As cyber threats continue to evolve, organizations are being urged to update their metrics, risk management strategies, and incident response plans. This was the main message at the 2025 Cyber Risk in the Financial Sector Conference, which took place in October and was co-hosted by the Federal Reserve Bank of Richmond, the Federal Reserve Board of Governors, and the Massachusetts Institute of Technology’s Internet Policy Research Initiative. The event focused on “Putting Cyber Metrics into Action” and brought together experts from industry, government, and academia to address growing cyber risks in the financial sector.
Panelists highlighted that basic cyber hygiene remains essential for managing risk. They noted that many incidents stem from failures to implement these fundamental procedures. The conference also addressed challenges in harmonizing risk management standards across different jurisdictions, especially between the U.S. and European Union. Inconsistent incident reporting requirements were cited as obstacles to effective information sharing.
The impact of new technologies such as artificial intelligence (AI) and quantum computing on cybersecurity was a major topic of discussion. Participants said AI is being used by both defenders and attackers to automate activities, potentially increasing the speed at which vulnerabilities are exploited. However, they also expressed optimism that AI could help cybersecurity professionals respond more efficiently if deployed responsibly with human oversight.
Anna Kovner of the Federal Reserve Bank of Richmond joined other industry leaders in discussing efforts to build actionable cyber risk models. Quantum computing was identified as a significant concern because it could eventually break current encryption methods, requiring firms to overhaul data protection measures well in advance.

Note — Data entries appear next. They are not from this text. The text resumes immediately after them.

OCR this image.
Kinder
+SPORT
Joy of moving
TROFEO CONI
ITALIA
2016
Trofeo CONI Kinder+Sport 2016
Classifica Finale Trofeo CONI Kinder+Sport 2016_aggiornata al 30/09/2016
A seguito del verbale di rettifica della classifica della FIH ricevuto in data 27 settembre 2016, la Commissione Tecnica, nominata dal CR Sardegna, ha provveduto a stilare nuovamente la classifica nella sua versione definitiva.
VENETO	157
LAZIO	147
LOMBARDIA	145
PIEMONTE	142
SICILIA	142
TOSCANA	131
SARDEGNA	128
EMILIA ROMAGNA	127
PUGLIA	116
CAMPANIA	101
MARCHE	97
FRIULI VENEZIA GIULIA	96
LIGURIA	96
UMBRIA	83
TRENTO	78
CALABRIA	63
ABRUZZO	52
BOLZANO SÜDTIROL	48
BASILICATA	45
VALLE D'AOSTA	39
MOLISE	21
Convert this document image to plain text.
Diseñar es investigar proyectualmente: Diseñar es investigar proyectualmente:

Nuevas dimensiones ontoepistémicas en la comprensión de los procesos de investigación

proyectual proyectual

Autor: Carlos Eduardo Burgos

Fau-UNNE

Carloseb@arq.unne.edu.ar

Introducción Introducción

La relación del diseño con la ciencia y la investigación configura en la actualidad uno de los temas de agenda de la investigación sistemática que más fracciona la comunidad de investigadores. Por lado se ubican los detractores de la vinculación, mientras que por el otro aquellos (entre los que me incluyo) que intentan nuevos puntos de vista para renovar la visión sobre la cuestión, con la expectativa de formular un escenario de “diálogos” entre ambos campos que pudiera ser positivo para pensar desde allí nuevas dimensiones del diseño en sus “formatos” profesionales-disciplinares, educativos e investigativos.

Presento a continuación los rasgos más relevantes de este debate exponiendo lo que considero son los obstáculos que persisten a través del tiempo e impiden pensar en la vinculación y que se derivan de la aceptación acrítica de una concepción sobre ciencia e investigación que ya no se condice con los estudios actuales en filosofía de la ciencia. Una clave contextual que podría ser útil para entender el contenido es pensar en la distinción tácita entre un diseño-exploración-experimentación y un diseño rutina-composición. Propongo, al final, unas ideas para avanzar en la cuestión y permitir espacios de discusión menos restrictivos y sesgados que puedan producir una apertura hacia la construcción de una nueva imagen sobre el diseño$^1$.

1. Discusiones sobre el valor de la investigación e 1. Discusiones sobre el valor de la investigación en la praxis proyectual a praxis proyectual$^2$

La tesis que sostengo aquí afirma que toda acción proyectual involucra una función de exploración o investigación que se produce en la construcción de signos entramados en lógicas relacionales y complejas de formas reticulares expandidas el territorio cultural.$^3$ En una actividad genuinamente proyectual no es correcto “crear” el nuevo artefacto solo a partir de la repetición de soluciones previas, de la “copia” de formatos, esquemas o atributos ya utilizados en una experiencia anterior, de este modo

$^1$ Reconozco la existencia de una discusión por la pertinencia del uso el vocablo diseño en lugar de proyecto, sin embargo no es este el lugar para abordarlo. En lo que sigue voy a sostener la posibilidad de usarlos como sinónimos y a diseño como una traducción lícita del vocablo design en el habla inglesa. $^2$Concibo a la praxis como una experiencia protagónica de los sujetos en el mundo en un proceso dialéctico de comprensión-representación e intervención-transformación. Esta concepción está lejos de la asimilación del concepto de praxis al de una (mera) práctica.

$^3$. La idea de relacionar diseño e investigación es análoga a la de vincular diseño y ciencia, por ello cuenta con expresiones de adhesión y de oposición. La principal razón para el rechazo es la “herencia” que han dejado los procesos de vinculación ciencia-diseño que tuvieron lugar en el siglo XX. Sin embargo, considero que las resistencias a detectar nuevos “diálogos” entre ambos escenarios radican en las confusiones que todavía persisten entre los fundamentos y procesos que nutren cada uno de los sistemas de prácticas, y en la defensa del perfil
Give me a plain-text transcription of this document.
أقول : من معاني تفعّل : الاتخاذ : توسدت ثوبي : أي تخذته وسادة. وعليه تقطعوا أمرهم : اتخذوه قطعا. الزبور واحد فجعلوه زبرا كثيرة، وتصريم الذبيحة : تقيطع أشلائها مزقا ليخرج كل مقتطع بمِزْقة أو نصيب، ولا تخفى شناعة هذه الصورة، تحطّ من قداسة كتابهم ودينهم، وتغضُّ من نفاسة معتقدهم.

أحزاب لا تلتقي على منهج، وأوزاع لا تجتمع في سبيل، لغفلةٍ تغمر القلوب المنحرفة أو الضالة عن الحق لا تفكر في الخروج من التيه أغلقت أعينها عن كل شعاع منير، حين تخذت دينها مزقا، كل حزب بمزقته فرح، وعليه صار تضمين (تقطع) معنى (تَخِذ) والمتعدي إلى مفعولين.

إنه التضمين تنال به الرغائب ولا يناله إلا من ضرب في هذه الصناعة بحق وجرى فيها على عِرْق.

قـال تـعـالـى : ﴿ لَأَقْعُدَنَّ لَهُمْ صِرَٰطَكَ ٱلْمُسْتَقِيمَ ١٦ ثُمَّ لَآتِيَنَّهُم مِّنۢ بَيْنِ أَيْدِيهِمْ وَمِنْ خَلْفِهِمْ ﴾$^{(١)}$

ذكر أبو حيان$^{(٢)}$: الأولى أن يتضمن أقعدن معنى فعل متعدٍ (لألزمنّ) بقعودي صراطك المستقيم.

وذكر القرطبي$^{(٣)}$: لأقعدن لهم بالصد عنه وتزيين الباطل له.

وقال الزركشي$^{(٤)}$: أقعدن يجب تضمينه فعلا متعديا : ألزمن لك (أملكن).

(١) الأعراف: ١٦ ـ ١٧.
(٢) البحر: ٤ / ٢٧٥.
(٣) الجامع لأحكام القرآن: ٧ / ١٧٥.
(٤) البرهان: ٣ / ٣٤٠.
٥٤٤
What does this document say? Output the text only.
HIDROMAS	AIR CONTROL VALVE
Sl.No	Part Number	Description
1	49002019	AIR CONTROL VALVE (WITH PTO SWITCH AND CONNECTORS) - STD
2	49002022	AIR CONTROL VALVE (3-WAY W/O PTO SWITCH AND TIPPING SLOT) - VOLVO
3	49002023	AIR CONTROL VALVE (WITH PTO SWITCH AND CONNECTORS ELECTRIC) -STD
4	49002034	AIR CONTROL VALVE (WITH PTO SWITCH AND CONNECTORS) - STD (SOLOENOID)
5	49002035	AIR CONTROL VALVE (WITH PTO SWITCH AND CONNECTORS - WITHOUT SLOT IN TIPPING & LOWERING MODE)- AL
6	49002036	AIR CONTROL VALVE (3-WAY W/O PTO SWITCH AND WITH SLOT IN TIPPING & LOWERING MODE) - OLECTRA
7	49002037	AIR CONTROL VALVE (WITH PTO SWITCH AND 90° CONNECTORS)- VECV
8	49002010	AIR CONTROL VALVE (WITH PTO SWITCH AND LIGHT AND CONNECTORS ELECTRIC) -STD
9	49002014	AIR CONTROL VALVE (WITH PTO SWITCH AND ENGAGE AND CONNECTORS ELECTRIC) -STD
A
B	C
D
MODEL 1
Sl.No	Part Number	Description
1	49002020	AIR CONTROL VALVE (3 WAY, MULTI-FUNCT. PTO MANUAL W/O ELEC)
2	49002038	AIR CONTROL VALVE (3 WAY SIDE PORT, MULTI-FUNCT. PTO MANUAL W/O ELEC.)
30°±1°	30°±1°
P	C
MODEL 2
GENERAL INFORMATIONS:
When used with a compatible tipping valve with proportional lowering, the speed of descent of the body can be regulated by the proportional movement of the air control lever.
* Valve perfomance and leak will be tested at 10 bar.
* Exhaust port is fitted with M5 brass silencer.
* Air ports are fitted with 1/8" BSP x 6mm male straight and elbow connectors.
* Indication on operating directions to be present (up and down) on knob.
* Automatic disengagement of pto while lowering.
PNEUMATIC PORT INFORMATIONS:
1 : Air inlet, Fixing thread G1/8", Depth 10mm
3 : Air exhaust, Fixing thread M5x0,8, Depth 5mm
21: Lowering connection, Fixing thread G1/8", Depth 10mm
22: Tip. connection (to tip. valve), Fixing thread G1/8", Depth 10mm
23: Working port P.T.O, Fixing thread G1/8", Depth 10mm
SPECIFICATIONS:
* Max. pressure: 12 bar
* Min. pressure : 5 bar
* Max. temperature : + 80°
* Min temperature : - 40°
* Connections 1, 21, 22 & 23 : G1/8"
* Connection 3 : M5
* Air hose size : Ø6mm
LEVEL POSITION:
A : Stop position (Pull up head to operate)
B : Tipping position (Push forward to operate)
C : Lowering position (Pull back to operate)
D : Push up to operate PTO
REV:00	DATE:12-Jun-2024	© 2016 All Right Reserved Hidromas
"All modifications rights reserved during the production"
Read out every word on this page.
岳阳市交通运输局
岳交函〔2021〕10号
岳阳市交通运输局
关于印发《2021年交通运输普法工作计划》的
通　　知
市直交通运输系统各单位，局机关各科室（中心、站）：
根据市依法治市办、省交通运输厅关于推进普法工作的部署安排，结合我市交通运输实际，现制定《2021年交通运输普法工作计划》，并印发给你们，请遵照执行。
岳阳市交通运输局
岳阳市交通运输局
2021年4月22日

Debate emerged over how best to quantify cyber risks. While some questioned existing analytics’ reliability due to inconsistent data quality, there was general agreement that better data collection and sharing would improve modeling efforts. Combining quantitative analysis with expert judgment was recommended as an effective way forward.
An international panel discussed how severe cyber incidents could affect global financial stability if critical service providers lack redundancy. The need for coordinated action among regulators, private companies, national authorities, and technical experts was emphasized.
Lisa White, Executive Vice President for Supervision, Regulation and Credit at the Richmond Fed, closed the conference by stating: “After the past two days, it’s even clearer to me that we need to remain laser focused on this topic. Given the pace of change in this area, we are never going to fully solve or eliminate the challenges that have been discussed. This is why the opportunity to convene this type of group of experts is so helpful. Going forward, we plan to complement this conference with regular, focused engagement between the financial industry, academia and government to help navigate the uncertain and complex road ahead more effectively.”
The Richmond Fed stated its ongoing commitment to supervising banks’ cyber risk management practices through collaboration with other reserve banks and providing resources for financial institutions.